In this study, sera of 80 patients with ectopic pregnancy confirmed by ultrasound and 32 healthy pregnant women were collected according to a strict protocol and storage requirements. The expression levels of hsa-mir-1247 and hsa-mir-1269a in the serum were determined by RT-PCR assay. In ectopic pregnancy hsa-mir-1247 was downregulated, whereas hsa-mir-1269a was upregulated. Out of 80 patients with ectopic pregnancy, 35 experienced salpingitis. The expression levels of hsa-mir-1247 and hsa-mir-1269a in these patients were further analyzed statistically. It was found that the expression level of hsa-mir-1247 in patients who also experienced salpingitis was lower than those in other patients, whereas the expression level of hsa-mir-1269a was higher in the corresponding comparison. Therefore, it was speculated that ectopic pregnancy triggered abnormally high expression of hsa-mir-1269a, which in turn mediated downregulation of hsa-mir-1247. It appeared that salpingitis promoted this process. Logistics regression analysis also confirmed that expression of hsa-mir-1247 and hsa-mir-1269a was negatively correlated. The above evidence suggested that hsa-mir-1247 and hsa-mir-1269a could be therapeutic targets for ectopic pregnancy. Non-inva potential sive treatment represents a trend in the development of modern medicine, which is also the preferred patient care with high patient acceptance and satisfaction (17). Therefore, this speculation is of great significance and we will explore it further in future research. Dominguez et al (18) reported that four miRNAs were differentially downregulated (hsa-mir-196b, hsa-mir-30a, hsa-mir-873 and hsa-mir-337-3p) and three upregulated (hsa-mir-1288, hsa-mir-451 and hsa-mir-223) in ectopic pregnancy compared to control tissue samples. In our future research these findings can be confirmed by using patient serum. Treatment options for ectopic pregnancy are mainly surgery or medication to end the pregnancy. Among drugs for treatment of ectopic pregnancy, methotrexate exhibits excellent safety and efficacy profiles. It was reported that methotrexate was safe with virtually no adverse effects on women's reproductive function (19,20).
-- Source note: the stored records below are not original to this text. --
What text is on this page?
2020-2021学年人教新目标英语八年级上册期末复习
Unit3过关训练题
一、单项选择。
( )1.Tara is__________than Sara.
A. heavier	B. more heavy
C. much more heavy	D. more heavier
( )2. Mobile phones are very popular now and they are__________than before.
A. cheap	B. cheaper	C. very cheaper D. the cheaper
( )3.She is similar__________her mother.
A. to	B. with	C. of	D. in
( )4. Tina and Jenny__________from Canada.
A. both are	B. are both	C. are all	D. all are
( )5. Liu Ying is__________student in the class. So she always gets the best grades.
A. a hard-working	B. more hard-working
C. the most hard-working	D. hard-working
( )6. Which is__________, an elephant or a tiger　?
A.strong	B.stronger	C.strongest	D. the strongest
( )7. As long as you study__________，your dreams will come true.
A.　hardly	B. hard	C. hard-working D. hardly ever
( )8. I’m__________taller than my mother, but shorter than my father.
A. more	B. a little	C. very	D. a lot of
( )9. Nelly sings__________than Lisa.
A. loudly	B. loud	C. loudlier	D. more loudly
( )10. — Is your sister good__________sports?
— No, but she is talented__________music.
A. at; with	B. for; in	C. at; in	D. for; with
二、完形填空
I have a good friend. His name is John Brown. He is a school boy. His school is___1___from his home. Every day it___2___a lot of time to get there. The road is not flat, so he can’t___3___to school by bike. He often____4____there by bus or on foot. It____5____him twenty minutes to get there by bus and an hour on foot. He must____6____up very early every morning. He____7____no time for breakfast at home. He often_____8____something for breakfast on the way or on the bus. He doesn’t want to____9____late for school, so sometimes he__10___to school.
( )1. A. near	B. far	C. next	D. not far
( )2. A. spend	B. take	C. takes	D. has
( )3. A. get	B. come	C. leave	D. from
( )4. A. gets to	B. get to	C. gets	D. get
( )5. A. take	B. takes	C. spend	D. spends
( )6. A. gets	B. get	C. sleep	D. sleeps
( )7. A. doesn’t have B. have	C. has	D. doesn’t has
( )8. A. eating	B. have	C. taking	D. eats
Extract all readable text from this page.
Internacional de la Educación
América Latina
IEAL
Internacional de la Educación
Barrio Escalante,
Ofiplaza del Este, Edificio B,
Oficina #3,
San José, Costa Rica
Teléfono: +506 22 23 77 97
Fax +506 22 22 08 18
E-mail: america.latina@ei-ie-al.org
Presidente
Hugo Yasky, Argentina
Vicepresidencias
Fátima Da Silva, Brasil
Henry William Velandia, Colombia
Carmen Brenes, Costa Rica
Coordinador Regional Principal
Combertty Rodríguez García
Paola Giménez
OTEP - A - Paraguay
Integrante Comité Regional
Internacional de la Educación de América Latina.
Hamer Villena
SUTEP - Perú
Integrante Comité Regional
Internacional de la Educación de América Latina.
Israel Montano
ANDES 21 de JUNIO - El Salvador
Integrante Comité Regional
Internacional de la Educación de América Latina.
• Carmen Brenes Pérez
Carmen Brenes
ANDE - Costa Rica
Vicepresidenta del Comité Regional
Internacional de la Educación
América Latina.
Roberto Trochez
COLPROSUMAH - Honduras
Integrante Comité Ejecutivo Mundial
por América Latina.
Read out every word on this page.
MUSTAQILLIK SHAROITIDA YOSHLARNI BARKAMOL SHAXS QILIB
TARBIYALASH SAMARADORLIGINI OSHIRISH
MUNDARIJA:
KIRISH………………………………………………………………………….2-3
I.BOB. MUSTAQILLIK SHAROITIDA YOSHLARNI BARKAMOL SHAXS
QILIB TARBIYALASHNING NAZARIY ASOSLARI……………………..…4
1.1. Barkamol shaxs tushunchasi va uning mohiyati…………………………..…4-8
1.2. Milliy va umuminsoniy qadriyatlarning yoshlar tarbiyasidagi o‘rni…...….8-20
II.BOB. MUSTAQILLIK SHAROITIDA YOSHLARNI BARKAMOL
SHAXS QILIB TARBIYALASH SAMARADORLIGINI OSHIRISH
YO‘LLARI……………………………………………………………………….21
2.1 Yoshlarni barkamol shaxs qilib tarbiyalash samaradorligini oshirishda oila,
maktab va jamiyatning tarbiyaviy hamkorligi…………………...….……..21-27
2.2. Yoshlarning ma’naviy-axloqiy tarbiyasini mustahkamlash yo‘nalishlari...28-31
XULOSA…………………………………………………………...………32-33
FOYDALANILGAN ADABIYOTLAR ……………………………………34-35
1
In the present study, univariate Cox regression analysis was conducted to evaluate the roles of hsa-mir-1247 and hsa-mir-1269a in ectopic pregnancy, aiming to identify risk factors that can be used to predict occurrence of ectopic pregnancy. The analysis showed that hsa-mir-1247 and hsa-mir-1269a, as a potential risk factor for ectopic pregnancy, had a hazard ratio (HR) of 1.389 [95% confidence interval (CI), 1.042–1.852] and 1.463 (95% CI, 1.064–2.013), respectively. Although this result suggested that hsa-mir-1247 and hsa-mir-1269a may be risk factors for ectopic pregnancy, further research and a larger number of samples are needed to verify whether they are independent risk factors for ectopic pregnancy. Currently known risk factors include assisted reproductive technology such as in vitro fertilization (21), as well as cesarean section and hormone stimulation (22).

In summary, the abnormal expression of hsa-mir-1247 and hsa-mir-1269a was found in patients with ectopic pregnancy and enhanced in patients with combined salpingitis. These two miRNAs may serve as biomarkers for prediction and treatment of ectopic pregnancy.